# Java fern spores



## Tropicana (Feb 15, 2009)

Well im kinda wondering how the little plants growing all over my leaves detach themselves? or do i plant the leaf on a log lol..


----------



## pat3612 (Jan 29, 2008)

I take mine off and let them float around till they get a little bigger then attach them.


----------



## Tropicana (Feb 15, 2009)

ahh ok lol i wasent sure lol i was like leaf and roots? somthings wrong . ill give that a shot. thanks.


----------



## Mr Fishies (Sep 21, 2007)

Taking the plantlets off won't hurt, but there's no need to rush it and remove them. They can be left on the leaf indefinitely...until the old leaf dies off.

I can't confirm, but would not be surprised if being attached to the mother plant allows them to get nutrient that way, if the plantlet doesn't have much root/rhizome, removing them may actually slow their growth.


----------



## Tropicana (Feb 15, 2009)

indeed, these spores i have have about 1 inch roots lol and are little lumps all over the leaf lol..


----------



## Mr Fishies (Sep 21, 2007)

Are the leaves forming yet? If the leaves are small or non-existent, I'd leave them on to get bigger. I usually don't remove plantlets I intend to keep until they get to be close to 2 inches or so.


----------



## pat3612 (Jan 29, 2008)

S orry should have said that to leave them till they are a couple of inches.


----------



## Shattered (Feb 13, 2008)

I pretty much do like Mr.Fishes suggest, leave them till they detach on their own.


----------



## Tropicana (Feb 15, 2009)

The leaves are close to an inch atm lol, il probably leave them (Lazy) haha. Thanks for the heads up though.


----------



## Chris S (Dec 19, 2007)

When they are forming off the leaves like that, it is sometimes an indication that the plant is stressed. A really healthy hunk of java fern will more often grow via new rhizome growth.

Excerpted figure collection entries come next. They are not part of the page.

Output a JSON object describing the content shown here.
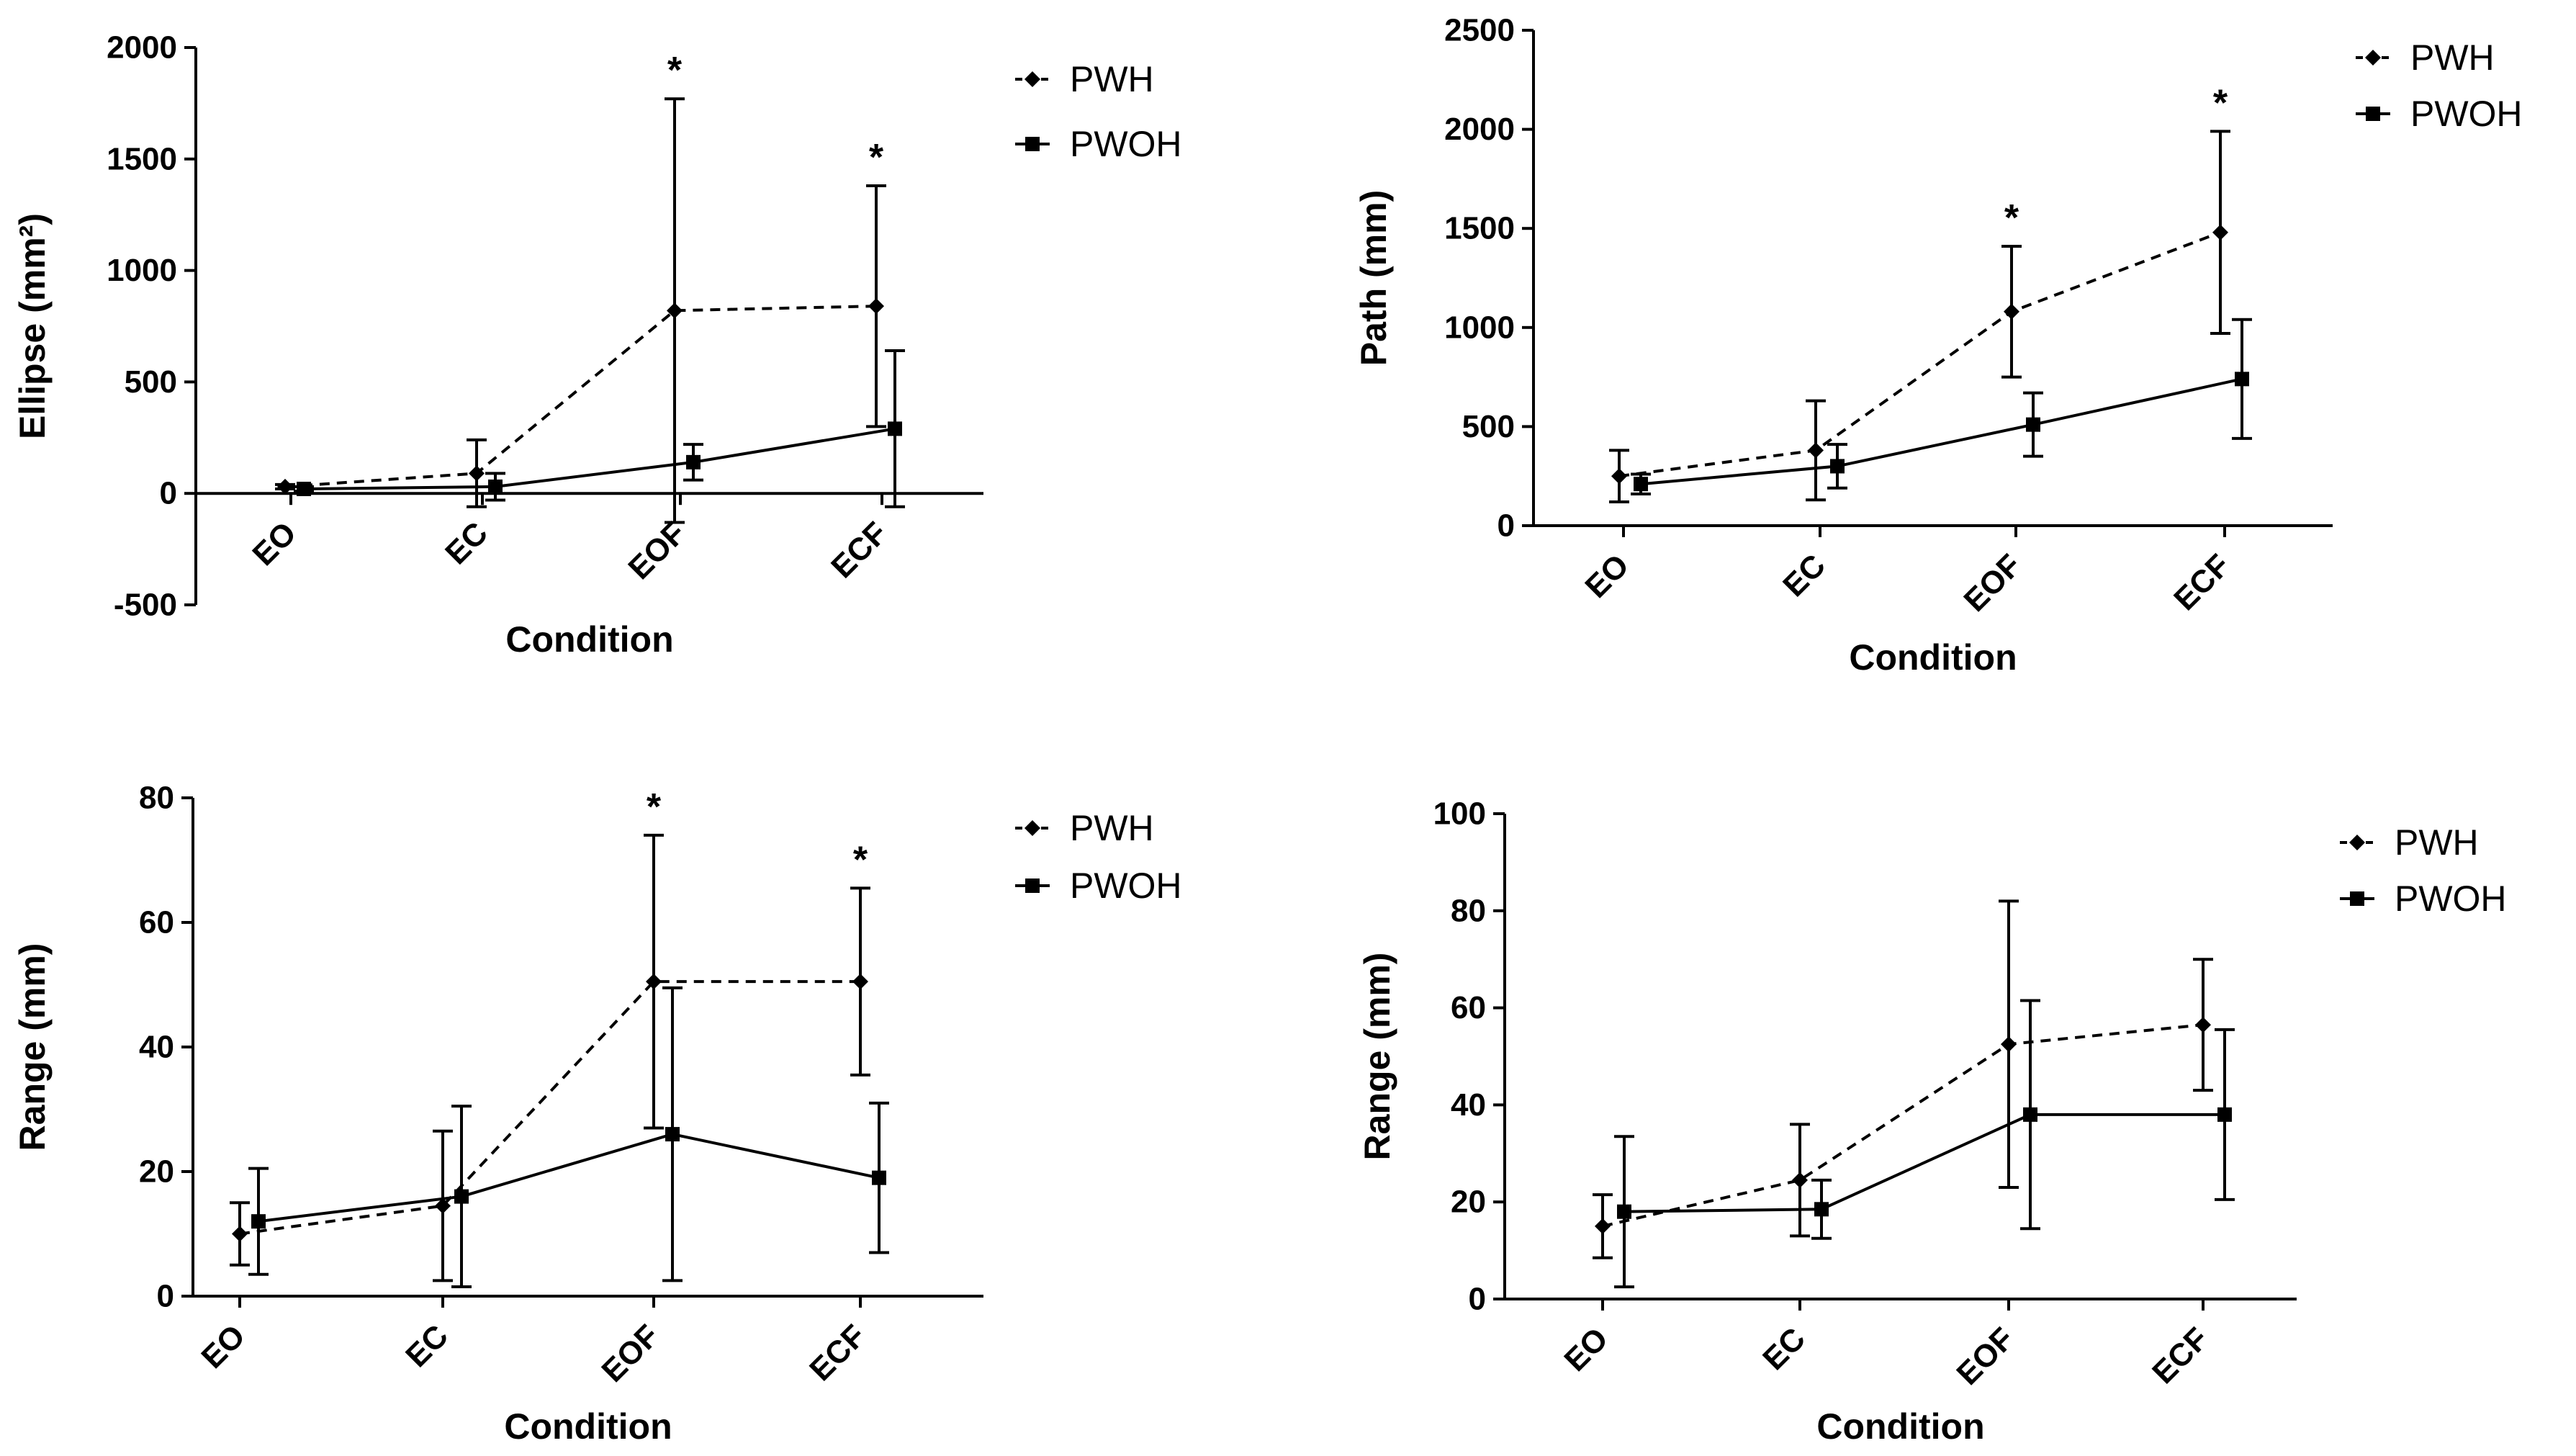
{
  "chart_data": [
    {
      "type": "line",
      "title": "",
      "xlabel": "Condition",
      "ylabel": "Ellipse (mm²)",
      "ylim": [
        -500,
        2000
      ],
      "yticks": [
        -500,
        0,
        500,
        1000,
        1500,
        2000
      ],
      "categories": [
        "EO",
        "EC",
        "EOF",
        "ECF"
      ],
      "significance": [
        "",
        "",
        "*",
        "*"
      ],
      "legend_position": "right",
      "series": [
        {
          "name": "PWH",
          "style": "dashed",
          "marker": "diamond",
          "values": [
            30,
            90,
            820,
            840
          ],
          "errors": [
            10,
            150,
            950,
            540
          ]
        },
        {
          "name": "PWOH",
          "style": "solid",
          "marker": "square",
          "values": [
            20,
            30,
            140,
            290
          ],
          "errors": [
            10,
            60,
            80,
            350
          ]
        }
      ]
    },
    {
      "type": "line",
      "title": "",
      "xlabel": "Condition",
      "ylabel": "Path (mm)",
      "ylim": [
        0,
        2500
      ],
      "yticks": [
        0,
        500,
        1000,
        1500,
        2000,
        2500
      ],
      "categories": [
        "EO",
        "EC",
        "EOF",
        "ECF"
      ],
      "significance": [
        "",
        "",
        "*",
        "*"
      ],
      "legend_position": "top-right",
      "series": [
        {
          "name": "PWH",
          "style": "dashed",
          "marker": "diamond",
          "values": [
            250,
            380,
            1080,
            1480
          ],
          "errors": [
            130,
            250,
            330,
            510
          ]
        },
        {
          "name": "PWOH",
          "style": "solid",
          "marker": "square",
          "values": [
            210,
            300,
            510,
            740
          ],
          "errors": [
            50,
            110,
            160,
            300
          ]
        }
      ]
    },
    {
      "type": "line",
      "title": "",
      "xlabel": "Condition",
      "ylabel": "Range (mm)",
      "ylim": [
        0,
        80
      ],
      "yticks": [
        0,
        20,
        40,
        60,
        80
      ],
      "categories": [
        "EO",
        "EC",
        "EOF",
        "ECF"
      ],
      "significance": [
        "",
        "",
        "*",
        "*"
      ],
      "legend_position": "right",
      "series": [
        {
          "name": "PWH",
          "style": "dashed",
          "marker": "diamond",
          "values": [
            10,
            14.5,
            50.5,
            50.5
          ],
          "errors": [
            5,
            12,
            23.5,
            15
          ]
        },
        {
          "name": "PWOH",
          "style": "solid",
          "marker": "square",
          "values": [
            12,
            16,
            26,
            19
          ],
          "errors": [
            8.5,
            14.5,
            23.5,
            12
          ]
        }
      ]
    },
    {
      "type": "line",
      "title": "",
      "xlabel": "Condition",
      "ylabel": "Range (mm)",
      "ylim": [
        0,
        100
      ],
      "yticks": [
        0,
        20,
        40,
        60,
        80,
        100
      ],
      "categories": [
        "EO",
        "EC",
        "EOF",
        "ECF"
      ],
      "significance": [
        "",
        "",
        "",
        ""
      ],
      "legend_position": "right",
      "series": [
        {
          "name": "PWH",
          "style": "dashed",
          "marker": "diamond",
          "values": [
            15,
            24.5,
            52.5,
            56.5
          ],
          "errors": [
            6.5,
            11.5,
            29.5,
            13.5
          ]
        },
        {
          "name": "PWOH",
          "style": "solid",
          "marker": "square",
          "values": [
            18,
            18.5,
            38,
            38
          ],
          "errors": [
            15.5,
            6,
            23.5,
            17.5
          ]
        }
      ]
    }
  ]
}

It is especially an indication if the leaves they are forming off of are browning and withering away.


----------



## Tropicana (Feb 15, 2009)

ahh indeed, i agree, but that is only because the pj's we purchased them at only had leaves haha, no rhizome at all, only a tiny stem.  my java furn in my 180 has many new leaves growing out of its rhizome. and yes indeed, they are starting to brown though id rather 10 small plantlets then a large singuler leaf haha.


----------



## Shattered (Feb 13, 2008)

I had both, the growth was from the rhizome and from the biggest leaves. I think it was due to poor light filtering down to the bottom of the tank.


----------